The last two photos are of her coming 2yo colt, Flint. I saw his sire myself, and he was a true Cremello, blue eyes and all. The problem is, we don't know what his dam looked like. Is he just a regular Palomino? His skin is solid and dark, and his eyes are dark too. But he's such a pale cream color. I call him the big blonde baby. :lol: Any thoughts on this guy?


Thanks in advance for any input!


----------



## Lexiie (Nov 14, 2011)

I have no idea, but the one's eye is exactly like our Mustang.
He's all white, but has those eyes. Is what you call a "solid paint" I think.
Where they are a solid color all around, but their skin is black and pink.


----------



## CLaPorte432 (Jan 3, 2012)

The first one, could be a champagne. The eyes aren't like most palominos, but, he could be a palomino with just lighter eyes. I'd say he's palomino though. There doesn't appear to be the freckling that associated with champagne's around the eye, nose etc.

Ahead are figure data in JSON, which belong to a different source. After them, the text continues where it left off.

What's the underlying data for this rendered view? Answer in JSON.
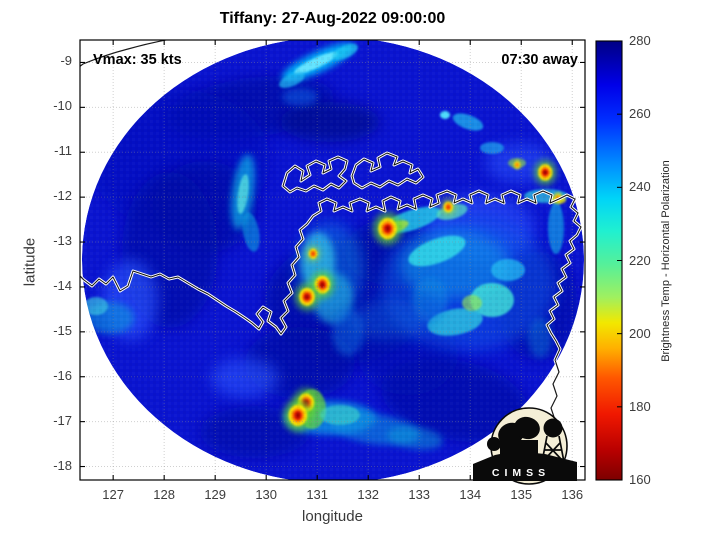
{
  "header": {
    "title": "Tiffany: 27-Aug-2022 09:00:00"
  },
  "overlays": {
    "vmax": "Vmax: 35 kts",
    "away": "07:30 away"
  },
  "axes": {
    "x_label": "longitude",
    "y_label": "latitude"
  },
  "colorbar_panel": {
    "label": "Brightness Temp - Horizontal Polarization"
  },
  "logo": {
    "text": "CIMSS"
  },
  "chart_data": {
    "type": "heatmap",
    "title": "Tiffany: 27-Aug-2022 09:00:00",
    "xlabel": "longitude",
    "ylabel": "latitude",
    "xlim": [
      126.35,
      136.25
    ],
    "ylim": [
      -8.5,
      -18.3
    ],
    "x_ticks": [
      127,
      128,
      129,
      130,
      131,
      132,
      133,
      134,
      135,
      136
    ],
    "y_ticks": [
      -9,
      -10,
      -11,
      -12,
      -13,
      -14,
      -15,
      -16,
      -17,
      -18
    ],
    "grid": true,
    "legend_position": "right-colorbar",
    "storm": {
      "name": "Tiffany",
      "datetime": "27-Aug-2022 09:00:00",
      "vmax_kts": 35,
      "overpass_offset": "07:30 away"
    },
    "colorbar": {
      "label": "Brightness Temp - Horizontal Polarization",
      "min": 160,
      "max": 280,
      "ticks": [
        280,
        260,
        240,
        220,
        200,
        180,
        160
      ],
      "stops": [
        {
          "v": 280,
          "c": "#000084"
        },
        {
          "v": 268,
          "c": "#0000e8"
        },
        {
          "v": 258,
          "c": "#0030ff"
        },
        {
          "v": 246,
          "c": "#0090ff"
        },
        {
          "v": 237,
          "c": "#00d4f8"
        },
        {
          "v": 228,
          "c": "#20f0d0"
        },
        {
          "v": 219,
          "c": "#55f09a"
        },
        {
          "v": 210,
          "c": "#9ff060"
        },
        {
          "v": 203,
          "c": "#f2e800"
        },
        {
          "v": 196,
          "c": "#ffb000"
        },
        {
          "v": 188,
          "c": "#ff5800"
        },
        {
          "v": 178,
          "c": "#f01800"
        },
        {
          "v": 168,
          "c": "#b80000"
        },
        {
          "v": 160,
          "c": "#7d0000"
        }
      ]
    },
    "swath": {
      "center_lon": 131.31,
      "center_lat": -13.39,
      "radius_lon_deg": 4.92,
      "radius_lat_deg": 4.96
    },
    "hotspots": [
      {
        "lon": 132.38,
        "lat": -12.7,
        "r": 5.5,
        "strength": "strong"
      },
      {
        "lon": 133.57,
        "lat": -12.22,
        "r": 3.2,
        "strength": "medium"
      },
      {
        "lon": 135.47,
        "lat": -11.45,
        "r": 4.2,
        "strength": "strong"
      },
      {
        "lon": 134.92,
        "lat": -11.28,
        "r": 2.2,
        "strength": "weak"
      },
      {
        "lon": 130.92,
        "lat": -13.26,
        "r": 3.0,
        "strength": "medium"
      },
      {
        "lon": 131.1,
        "lat": -13.95,
        "r": 4.6,
        "strength": "strong"
      },
      {
        "lon": 130.8,
        "lat": -14.22,
        "r": 4.6,
        "strength": "strong"
      },
      {
        "lon": 135.72,
        "lat": -12.02,
        "r": 2.6,
        "strength": "weak"
      },
      {
        "lon": 130.78,
        "lat": -16.58,
        "r": 4.8,
        "strength": "strong"
      },
      {
        "lon": 130.62,
        "lat": -16.86,
        "r": 5.5,
        "strength": "strong"
      }
    ]
  }
}
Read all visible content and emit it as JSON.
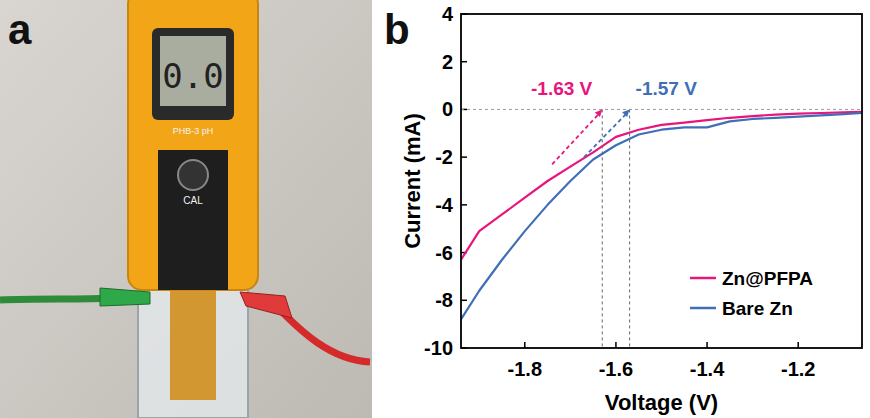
{
  "photo": {
    "label": "a",
    "reading": "0.0",
    "model": "PHB-3 pH",
    "button": "CAL"
  },
  "chart_data": {
    "type": "line",
    "panel_label": "b",
    "x_label": "Voltage (V)",
    "y_label": "Current (mA)",
    "x": [
      -1.94,
      -1.9,
      -1.85,
      -1.8,
      -1.75,
      -1.7,
      -1.65,
      -1.6,
      -1.55,
      -1.5,
      -1.45,
      -1.4,
      -1.35,
      -1.3,
      -1.25,
      -1.2,
      -1.15,
      -1.1,
      -1.06
    ],
    "series": [
      {
        "name": "Zn@PFPA",
        "color": "#e8157c",
        "values": [
          -6.3,
          -5.1,
          -4.4,
          -3.7,
          -3.0,
          -2.4,
          -1.8,
          -1.15,
          -0.85,
          -0.65,
          -0.55,
          -0.45,
          -0.35,
          -0.28,
          -0.22,
          -0.18,
          -0.15,
          -0.12,
          -0.1
        ]
      },
      {
        "name": "Bare Zn",
        "color": "#3f6fb6",
        "values": [
          -8.8,
          -7.6,
          -6.3,
          -5.1,
          -4.0,
          -3.0,
          -2.1,
          -1.5,
          -1.05,
          -0.85,
          -0.75,
          -0.75,
          -0.5,
          -0.4,
          -0.35,
          -0.3,
          -0.25,
          -0.2,
          -0.15
        ]
      }
    ],
    "annotations": [
      {
        "text": "-1.63 V",
        "x": -1.63,
        "color": "#e8157c",
        "tangent_from": [
          -1.74,
          -2.3
        ]
      },
      {
        "text": "-1.57 V",
        "x": -1.57,
        "color": "#3f6fb6",
        "tangent_from": [
          -1.67,
          -2.0
        ]
      }
    ],
    "xlim": [
      -1.94,
      -1.06
    ],
    "xticks": [
      -1.8,
      -1.6,
      -1.4,
      -1.2
    ],
    "ylim": [
      -10,
      4
    ],
    "yticks": [
      -10,
      -8,
      -6,
      -4,
      -2,
      0,
      2,
      4
    ],
    "legend": "lower right",
    "grid": false
  }
}
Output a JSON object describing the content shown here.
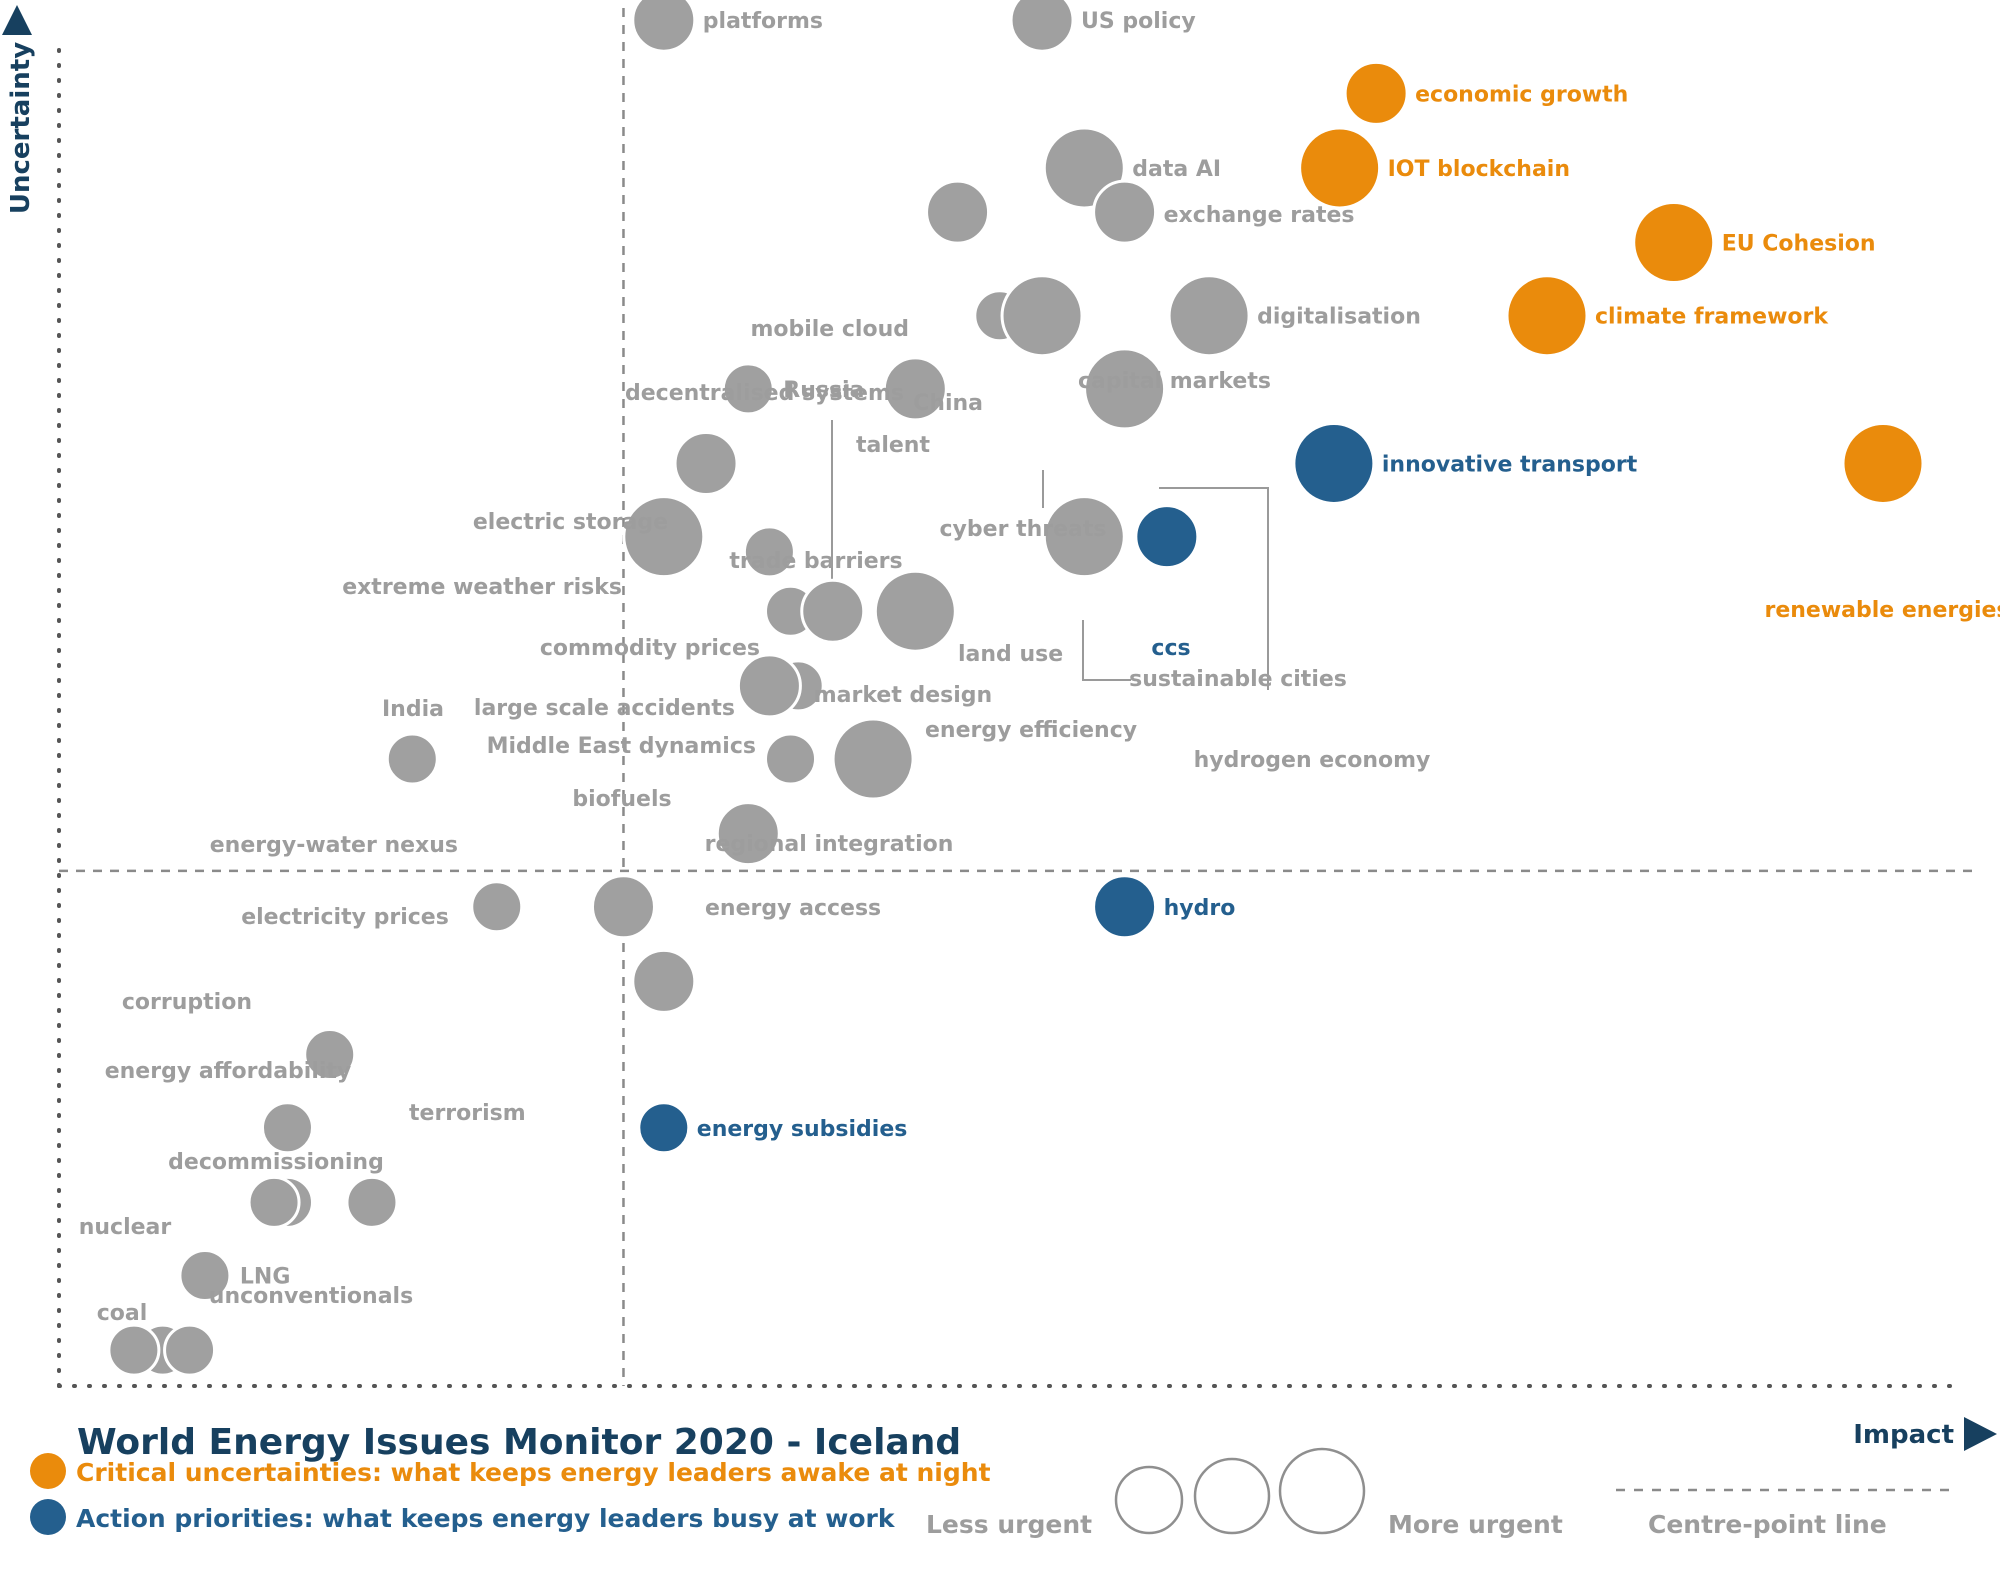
{
  "colors": {
    "grey": "#a0a0a0",
    "orange": "#ea8b0c",
    "blue": "#245f8e",
    "grey_text": "#9d9d9d",
    "navy": "#17405f",
    "axis": "#555555"
  },
  "chart_data": {
    "type": "scatter",
    "title": "World Energy Issues Monitor 2020 - Iceland",
    "xlabel": "Impact",
    "ylabel": "Uncertainty",
    "xlim": [
      0,
      100
    ],
    "ylim": [
      0,
      100
    ],
    "centre_point": {
      "x": 29.4,
      "y": 37.3
    },
    "points": [
      {
        "name": "platforms",
        "x": 31.5,
        "y": 98.9,
        "size": 2,
        "category": "other"
      },
      {
        "name": "US policy",
        "x": 51.2,
        "y": 98.9,
        "size": 2,
        "category": "other"
      },
      {
        "name": "economic growth",
        "x": 68.6,
        "y": 93.6,
        "size": 2,
        "category": "critical"
      },
      {
        "name": "data AI",
        "x": 53.4,
        "y": 88.2,
        "size": 3,
        "category": "other"
      },
      {
        "name": "IOT blockchain",
        "x": 66.7,
        "y": 88.2,
        "size": 3,
        "category": "critical"
      },
      {
        "name": "mobile cloud",
        "x": 46.8,
        "y": 85.0,
        "size": 2,
        "category": "other"
      },
      {
        "name": "exchange rates",
        "x": 55.5,
        "y": 85.0,
        "size": 2,
        "category": "other"
      },
      {
        "name": "EU Cohesion",
        "x": 84.1,
        "y": 82.8,
        "size": 3,
        "category": "critical"
      },
      {
        "name": "capital markets",
        "x": 51.2,
        "y": 78.1,
        "size": 2,
        "category": "other"
      },
      {
        "name": "China",
        "x": 49.0,
        "y": 77.5,
        "size": 1,
        "category": "other"
      },
      {
        "name": "decentralised systems",
        "x": 51.2,
        "y": 77.5,
        "size": 3,
        "category": "other"
      },
      {
        "name": "digitalisation",
        "x": 59.9,
        "y": 77.5,
        "size": 3,
        "category": "other"
      },
      {
        "name": "climate framework",
        "x": 77.5,
        "y": 77.5,
        "size": 3,
        "category": "critical"
      },
      {
        "name": "talent",
        "x": 44.6,
        "y": 72.2,
        "size": 2,
        "category": "other"
      },
      {
        "name": "cyber threats",
        "x": 55.5,
        "y": 72.2,
        "size": 3,
        "category": "other"
      },
      {
        "name": "Russia",
        "x": 35.9,
        "y": 72.2,
        "size": 1,
        "category": "other"
      },
      {
        "name": "innovative transport",
        "x": 66.4,
        "y": 66.8,
        "size": 3,
        "category": "action"
      },
      {
        "name": "renewable energies",
        "x": 95.0,
        "y": 66.8,
        "size": 3,
        "category": "critical"
      },
      {
        "name": "electric storage",
        "x": 33.7,
        "y": 66.8,
        "size": 2,
        "category": "other"
      },
      {
        "name": "extreme weather risks",
        "x": 31.5,
        "y": 61.5,
        "size": 3,
        "category": "other"
      },
      {
        "name": "ccs",
        "x": 57.7,
        "y": 61.5,
        "size": 2,
        "category": "action"
      },
      {
        "name": "sustainable cities",
        "x": 53.4,
        "y": 61.5,
        "size": 3,
        "category": "other"
      },
      {
        "name": "trade barriers",
        "x": 37.0,
        "y": 60.4,
        "size": 1,
        "category": "other"
      },
      {
        "name": "commodity prices",
        "x": 38.1,
        "y": 56.1,
        "size": 1,
        "category": "other"
      },
      {
        "name": "hydrogen economy",
        "x": 40.3,
        "y": 56.1,
        "size": 2,
        "category": "other"
      },
      {
        "name": "land use",
        "x": 44.6,
        "y": 56.1,
        "size": 3,
        "category": "other"
      },
      {
        "name": "market design",
        "x": 38.5,
        "y": 50.7,
        "size": 1,
        "category": "other"
      },
      {
        "name": "large scale accidents",
        "x": 37.0,
        "y": 50.7,
        "size": 2,
        "category": "other"
      },
      {
        "name": "India",
        "x": 18.4,
        "y": 45.4,
        "size": 1,
        "category": "other"
      },
      {
        "name": "Middle East dynamics",
        "x": 38.1,
        "y": 45.4,
        "size": 1,
        "category": "other"
      },
      {
        "name": "energy efficiency",
        "x": 42.4,
        "y": 45.4,
        "size": 3,
        "category": "other"
      },
      {
        "name": "regional integration",
        "x": 35.9,
        "y": 40.0,
        "size": 2,
        "category": "other"
      },
      {
        "name": "energy-water nexus",
        "x": 22.8,
        "y": 34.7,
        "size": 1,
        "category": "other"
      },
      {
        "name": "biofuels",
        "x": 29.4,
        "y": 34.7,
        "size": 2,
        "category": "other"
      },
      {
        "name": "hydro",
        "x": 55.5,
        "y": 34.7,
        "size": 2,
        "category": "action"
      },
      {
        "name": "energy access",
        "x": 31.5,
        "y": 29.3,
        "size": 2,
        "category": "other"
      },
      {
        "name": "electricity prices",
        "x": 14.1,
        "y": 24.0,
        "size": 1,
        "category": "other"
      },
      {
        "name": "corruption",
        "x": 11.9,
        "y": 18.7,
        "size": 1,
        "category": "other"
      },
      {
        "name": "energy subsidies",
        "x": 31.5,
        "y": 18.7,
        "size": 1,
        "category": "action"
      },
      {
        "name": "energy affordability",
        "x": 11.9,
        "y": 13.3,
        "size": 1,
        "category": "other"
      },
      {
        "name": "decommissioning",
        "x": 11.2,
        "y": 13.3,
        "size": 1,
        "category": "other"
      },
      {
        "name": "terrorism",
        "x": 16.3,
        "y": 13.3,
        "size": 1,
        "category": "other"
      },
      {
        "name": "LNG",
        "x": 7.6,
        "y": 8.0,
        "size": 1,
        "category": "other"
      },
      {
        "name": "nuclear",
        "x": 5.4,
        "y": 2.6,
        "size": 1,
        "category": "other"
      },
      {
        "name": "coal",
        "x": 3.9,
        "y": 2.6,
        "size": 1,
        "category": "other"
      },
      {
        "name": "unconventionals",
        "x": 6.8,
        "y": 2.6,
        "size": 1,
        "category": "other"
      }
    ],
    "legend": {
      "critical": "Critical uncertainties: what keeps energy leaders awake at night",
      "action": "Action priorities: what keeps energy leaders busy at work",
      "less_urgent": "Less urgent",
      "more_urgent": "More urgent",
      "centre_line": "Centre-point  line"
    }
  }
}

The second one is 100% palomino.

And yes, cremello's ALWAYS have blue eyes.


----------



## Rumonek (Nov 3, 2010)

Both Palomino.

As an aside, Cremellos don't ALWAYS have blue eyes. They frequently have pale green eyes.


----------



## sommsama09 (Oct 28, 2010)

Thought the first one was a Champagne but other are saying he isnt so i will leave it but the nd one is a Issabella Palomino (light pally basicaly)


----------



## Rumonek (Nov 3, 2010)

Neither horse is displaying Champagne characteristics. A Golden Champagne (what either of these horses would have to be if they were in fact champagne) have pink skin, not dark. 










Even the Amber Champagnes (bay+champagne) exhibit the lighter skin:


----------



## Poseidon (Oct 1, 2010)

Lexiie said:


> I have no idea, but the one's eye is exactly like our Mustang.
> He's all white, but has those eyes. Is what you call a "solid paint" I think.
> Where they are a solid color all around, but their skin is black and pink.


A solid Paint is an American Paint Horse that does not display a pinto pattern.

The second horse is a palomino. Do you have any pictures of the first where he isn't caked in mud?


----------



## arrowsaway (Aug 31, 2011)

haha, unfortunately, no. The boys are on 24/7 turnout, and love wallowing in the mud like pigs.

He's a very pale palomino (isabella?)..so pale that you can barely tell he has one white hind sock and a white blaze.


----------